I began by training with those boyhood pals who’d joined the Edge before me. The way we trained, we couldn’t train alone. We required partners, spotters to supervise the high poundage we lifted. During a bench press the spotter helped raise the barbell from the rack, and then he was there either to prevent you from dropping the thing onto your esophagus, or to prod you through a round of forced reps. We used forced reps at the end of a set when the muscle was mostly spent. The spotter gripped the bar to help us complete two more, three more, four more, shouting us through the burn—it was like a delivery room: push, push, push, push—and that’s partly how big guys get big, by shocking the deepest muscle tissue into expansion. Your muscles don’t want to grow. They’re perfectly content to remain as they are, which is why you need a shock campaign if your goal is size and strength.
My boyhood pals were frequently helpful but our schedules were never quite in sync. More important: they were m
uscular and strong but without the necessary violence of mind, the savagery of will I’d learned from my uncle. I don’t mean they didn’t care about training; I mean they were too well-mannered, their attitude toward the weights much too polite.
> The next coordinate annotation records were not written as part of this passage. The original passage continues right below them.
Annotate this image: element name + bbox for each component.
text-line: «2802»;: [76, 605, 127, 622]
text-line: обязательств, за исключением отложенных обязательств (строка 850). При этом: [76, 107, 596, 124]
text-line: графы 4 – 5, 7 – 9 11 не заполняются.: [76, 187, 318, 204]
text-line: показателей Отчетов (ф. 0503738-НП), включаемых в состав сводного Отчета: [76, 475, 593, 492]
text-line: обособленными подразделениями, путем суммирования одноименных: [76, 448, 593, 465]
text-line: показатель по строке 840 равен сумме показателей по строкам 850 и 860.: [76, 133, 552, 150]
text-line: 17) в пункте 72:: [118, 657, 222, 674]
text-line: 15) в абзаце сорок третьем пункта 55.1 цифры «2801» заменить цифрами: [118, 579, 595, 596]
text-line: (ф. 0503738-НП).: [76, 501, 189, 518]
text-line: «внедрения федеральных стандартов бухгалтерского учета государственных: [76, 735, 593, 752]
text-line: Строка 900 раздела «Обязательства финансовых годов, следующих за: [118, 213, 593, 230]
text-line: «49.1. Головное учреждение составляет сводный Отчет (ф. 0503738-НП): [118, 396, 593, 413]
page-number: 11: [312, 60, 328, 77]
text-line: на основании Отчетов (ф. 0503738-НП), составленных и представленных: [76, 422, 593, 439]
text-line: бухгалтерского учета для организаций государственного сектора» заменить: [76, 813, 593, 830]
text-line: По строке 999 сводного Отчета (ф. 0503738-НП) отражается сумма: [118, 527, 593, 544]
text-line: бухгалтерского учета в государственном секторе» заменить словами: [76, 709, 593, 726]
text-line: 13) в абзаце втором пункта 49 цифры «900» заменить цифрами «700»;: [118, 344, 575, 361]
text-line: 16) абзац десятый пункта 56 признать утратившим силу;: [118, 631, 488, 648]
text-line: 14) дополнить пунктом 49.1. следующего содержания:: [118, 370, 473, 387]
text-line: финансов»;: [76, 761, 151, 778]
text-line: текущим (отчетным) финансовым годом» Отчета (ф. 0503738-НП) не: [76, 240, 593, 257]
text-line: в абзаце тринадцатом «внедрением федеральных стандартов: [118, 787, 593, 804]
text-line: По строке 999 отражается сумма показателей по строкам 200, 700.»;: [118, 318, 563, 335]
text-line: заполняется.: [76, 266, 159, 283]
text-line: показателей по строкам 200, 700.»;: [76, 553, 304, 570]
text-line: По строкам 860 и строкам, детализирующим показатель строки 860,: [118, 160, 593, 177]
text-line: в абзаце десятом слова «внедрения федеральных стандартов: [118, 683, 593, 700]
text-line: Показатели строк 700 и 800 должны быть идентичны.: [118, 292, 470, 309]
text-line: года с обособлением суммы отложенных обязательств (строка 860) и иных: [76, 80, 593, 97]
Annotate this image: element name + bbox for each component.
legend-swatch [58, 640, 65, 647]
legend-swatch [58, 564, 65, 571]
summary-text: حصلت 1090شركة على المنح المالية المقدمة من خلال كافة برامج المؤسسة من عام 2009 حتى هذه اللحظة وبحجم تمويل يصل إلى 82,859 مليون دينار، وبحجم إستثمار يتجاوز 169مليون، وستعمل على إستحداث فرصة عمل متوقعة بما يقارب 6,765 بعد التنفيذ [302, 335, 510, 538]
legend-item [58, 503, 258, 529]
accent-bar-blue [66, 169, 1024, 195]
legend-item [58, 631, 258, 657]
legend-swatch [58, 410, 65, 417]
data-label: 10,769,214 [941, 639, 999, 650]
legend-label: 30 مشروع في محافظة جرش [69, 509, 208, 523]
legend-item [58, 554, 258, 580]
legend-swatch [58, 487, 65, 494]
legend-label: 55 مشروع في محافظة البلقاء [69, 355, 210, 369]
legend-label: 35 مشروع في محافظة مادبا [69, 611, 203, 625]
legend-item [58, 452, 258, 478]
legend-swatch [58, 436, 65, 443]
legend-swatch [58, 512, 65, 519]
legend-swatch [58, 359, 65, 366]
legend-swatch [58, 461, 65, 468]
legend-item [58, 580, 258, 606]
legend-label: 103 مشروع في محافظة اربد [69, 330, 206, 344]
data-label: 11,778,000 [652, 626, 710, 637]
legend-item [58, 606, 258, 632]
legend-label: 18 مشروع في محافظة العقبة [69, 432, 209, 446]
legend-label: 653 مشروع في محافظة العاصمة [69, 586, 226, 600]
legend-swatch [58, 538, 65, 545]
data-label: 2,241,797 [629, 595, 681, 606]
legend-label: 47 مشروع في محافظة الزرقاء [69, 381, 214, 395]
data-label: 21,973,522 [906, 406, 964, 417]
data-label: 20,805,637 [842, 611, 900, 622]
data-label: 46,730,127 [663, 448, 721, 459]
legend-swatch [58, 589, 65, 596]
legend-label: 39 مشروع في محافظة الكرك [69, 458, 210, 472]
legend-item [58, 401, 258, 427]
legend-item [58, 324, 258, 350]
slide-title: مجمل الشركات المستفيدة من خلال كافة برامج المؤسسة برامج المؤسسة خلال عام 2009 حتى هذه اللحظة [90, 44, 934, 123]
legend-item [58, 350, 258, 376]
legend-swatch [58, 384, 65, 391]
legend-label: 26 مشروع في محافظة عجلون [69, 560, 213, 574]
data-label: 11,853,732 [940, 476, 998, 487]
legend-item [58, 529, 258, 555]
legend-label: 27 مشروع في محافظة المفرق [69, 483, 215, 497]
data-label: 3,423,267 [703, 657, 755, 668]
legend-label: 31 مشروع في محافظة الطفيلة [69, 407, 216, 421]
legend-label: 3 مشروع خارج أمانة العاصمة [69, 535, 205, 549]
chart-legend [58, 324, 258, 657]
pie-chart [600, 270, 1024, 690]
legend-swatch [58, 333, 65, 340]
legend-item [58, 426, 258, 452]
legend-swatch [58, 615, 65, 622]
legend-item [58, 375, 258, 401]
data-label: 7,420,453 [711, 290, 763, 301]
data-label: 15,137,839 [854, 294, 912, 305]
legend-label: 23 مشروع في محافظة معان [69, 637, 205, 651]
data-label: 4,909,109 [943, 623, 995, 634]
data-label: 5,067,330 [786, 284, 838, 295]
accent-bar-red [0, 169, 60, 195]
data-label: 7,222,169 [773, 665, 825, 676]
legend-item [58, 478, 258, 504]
I needed to pick fights with those barbells and dumbbells and plates, to kick and spit at them, grab them as if I had to throttle their heft in order to keep that heft from throttling me. After a hellacious, hollering set of straight-bar curls, I’d slam, clang the bar back into the rack, as if to tell it: You lose. My pals wanted a workout; I wanted warfare—against the weakling I’d been. They didn’t mind eighty percent engagement; I considered that a waste and a shame when it wasn’t a sin. What was the point of this enterprise if you weren’t going to bring every particle of yourself to its execution?
Here was the Giraldi family machismo at last making itself known in me, the machismo I’d internalized now seeking vent. Maybe with that uncompromising attitude I stopped feeling, for a time, as if I was not really Pop’s grandson, not really my father’s son. I didn’t carry that awareness with me through my days, wasn’t unduly conscious of needing to impress either Pop or my father. They weren’t privy to my training methods at the Edge; they never went to see what my life was like there. Pop had once or twice visited Tony and me in the dungeon—he stood aside to comment and correct—but my father, entangled on multiple fronts, never did. That’s not an accusation. What happens in the gym between a man and his partner and their muscles is not unlike what happens in the bedroom between a man and his partner and their genitalia, between the confessing and the confessor, and so uninitiated spectators can be a concentration-kill.